Over and over again, studies show that many of our young people are leaving the Church.
Researchers say that now fully half of young people leave the Church after high school, and some say that only 7% of Millennials raised Catholic actively practice their faith today, meaning they attend weekly Mass, pray a few times each week, and say their faith is “extremely” or “very” important.
For the remaining 93% who have disassociated themselves from the Church, only one conclusion is possible: the Church is in danger of losing the next and future generation of Catholics.
Christian Smith of the University of Notre Dame has been studying this phenomenon for years.
His studies point to one clear factor that statistically determines whether or not young people will stay in the Church when they become adults: their parents.
The single greatest predictor of whether or not young people will practice the faith when they enter adulthood is the degree of religious commitment of their parents.
The findings of his various studies are dramatic.
His research shows that it is not enough for parents simply to practice their faith, and much less to practice it intermittently.
Young people who stay in the Church say that their family regularly talk about religious topics in the home, that faith is “very important” to their family, and that they themselves are regularly involved in religious activities.

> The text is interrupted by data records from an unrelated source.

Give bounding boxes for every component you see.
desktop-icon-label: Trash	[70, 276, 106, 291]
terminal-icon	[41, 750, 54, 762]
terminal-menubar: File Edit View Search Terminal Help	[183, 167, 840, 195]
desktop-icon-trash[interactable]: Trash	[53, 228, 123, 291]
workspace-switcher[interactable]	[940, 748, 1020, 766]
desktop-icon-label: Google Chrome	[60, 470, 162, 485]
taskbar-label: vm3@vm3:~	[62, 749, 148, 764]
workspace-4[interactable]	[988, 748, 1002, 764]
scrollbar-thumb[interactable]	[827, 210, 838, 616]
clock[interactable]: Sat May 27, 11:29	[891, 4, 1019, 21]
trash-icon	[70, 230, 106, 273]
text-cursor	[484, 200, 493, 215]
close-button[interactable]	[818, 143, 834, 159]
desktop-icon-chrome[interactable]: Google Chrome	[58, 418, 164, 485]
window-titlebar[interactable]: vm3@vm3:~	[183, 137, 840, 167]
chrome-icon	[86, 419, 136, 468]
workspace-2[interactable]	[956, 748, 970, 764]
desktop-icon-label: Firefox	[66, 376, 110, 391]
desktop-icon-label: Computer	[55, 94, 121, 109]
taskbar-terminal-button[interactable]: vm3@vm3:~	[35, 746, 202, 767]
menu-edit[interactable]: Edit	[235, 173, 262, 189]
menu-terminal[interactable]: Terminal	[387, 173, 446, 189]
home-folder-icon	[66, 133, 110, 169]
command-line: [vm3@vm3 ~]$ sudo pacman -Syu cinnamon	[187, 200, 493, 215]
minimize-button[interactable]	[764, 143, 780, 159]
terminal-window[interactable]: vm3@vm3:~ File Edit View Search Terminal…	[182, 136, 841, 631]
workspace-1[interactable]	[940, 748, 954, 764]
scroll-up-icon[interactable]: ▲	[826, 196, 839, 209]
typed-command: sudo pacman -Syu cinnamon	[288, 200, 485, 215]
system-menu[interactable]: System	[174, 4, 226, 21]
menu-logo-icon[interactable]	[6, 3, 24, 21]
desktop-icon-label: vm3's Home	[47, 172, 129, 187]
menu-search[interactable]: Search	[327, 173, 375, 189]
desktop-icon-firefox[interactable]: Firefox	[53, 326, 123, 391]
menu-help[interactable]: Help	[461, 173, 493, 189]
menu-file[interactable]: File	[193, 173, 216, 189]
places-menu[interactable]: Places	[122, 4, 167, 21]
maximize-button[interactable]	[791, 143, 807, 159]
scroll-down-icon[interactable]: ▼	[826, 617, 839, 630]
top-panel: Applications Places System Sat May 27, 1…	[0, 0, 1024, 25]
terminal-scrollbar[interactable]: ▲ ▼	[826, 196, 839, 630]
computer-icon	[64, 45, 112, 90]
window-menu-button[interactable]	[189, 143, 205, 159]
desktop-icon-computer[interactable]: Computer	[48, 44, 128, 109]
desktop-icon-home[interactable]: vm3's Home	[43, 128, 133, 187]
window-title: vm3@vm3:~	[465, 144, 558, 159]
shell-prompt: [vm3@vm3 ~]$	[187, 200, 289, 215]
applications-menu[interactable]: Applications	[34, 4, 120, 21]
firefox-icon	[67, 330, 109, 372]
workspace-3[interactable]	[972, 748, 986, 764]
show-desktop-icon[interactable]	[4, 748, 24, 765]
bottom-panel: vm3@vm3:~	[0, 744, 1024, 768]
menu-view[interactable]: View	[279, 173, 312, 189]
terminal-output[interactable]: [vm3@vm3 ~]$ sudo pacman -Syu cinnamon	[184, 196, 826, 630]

These parents see their own faith not as something they occasionally do, but who they are.
Today, the culture young people encounter does not see the world from a Christian perspective.
Studies show that unless parents have created a Catholic culture in the home, the children will succumb to our society’s non-Christian way of seeing the world as they mature into adulthood.
Bishops everywhere need to take heed of this fundamental truth: the parish, the parochial school and youth programs are all helpful, but parental religious influence is the singular most critical condition of possibility over all other influences.
Smith and his fellow scholar Justin Bartkus give examples of ways families are successful in handing on the faith. They identify the following four essential aspects:
First, successful parents are able to give their own narrative about why their faith is import to them — “the why.”
Second, they are intentional about establishing a religious culture in the household and eschew autopilot in order to achieve these aims — “the how.”
Third, they give good content, meaning that they expose their children to religiously significant practices, relationships and experiences — “the what.”
Fourth and last, they help their children to interpret the world through the eyes of our faith.
Remember, research studies have found that the Church is in serious danger of losing future generations of the Christian faithful.
Still, Bishops, Pastors, religious educators and youth ministers are seemingly blind, deaf and dumb when it comes to implementing models which incorporate the family as a whole in the effort to promote Catholic spiritual and religious formation.
Perhaps, Pope Francis’ and the upcoming Synod on Youth will finally understand the critical role which parents and families play in evangelizing the next and future generations of the Church.
The challenge of passing on the faith to the next generation has gotten more difficult in our age.
If the Church is willing to be bold and creative in a continuing program of formation and education of Catholic families, perhaps young people may grow up to express the faith in God and love of their fellow human beings as members of the Church.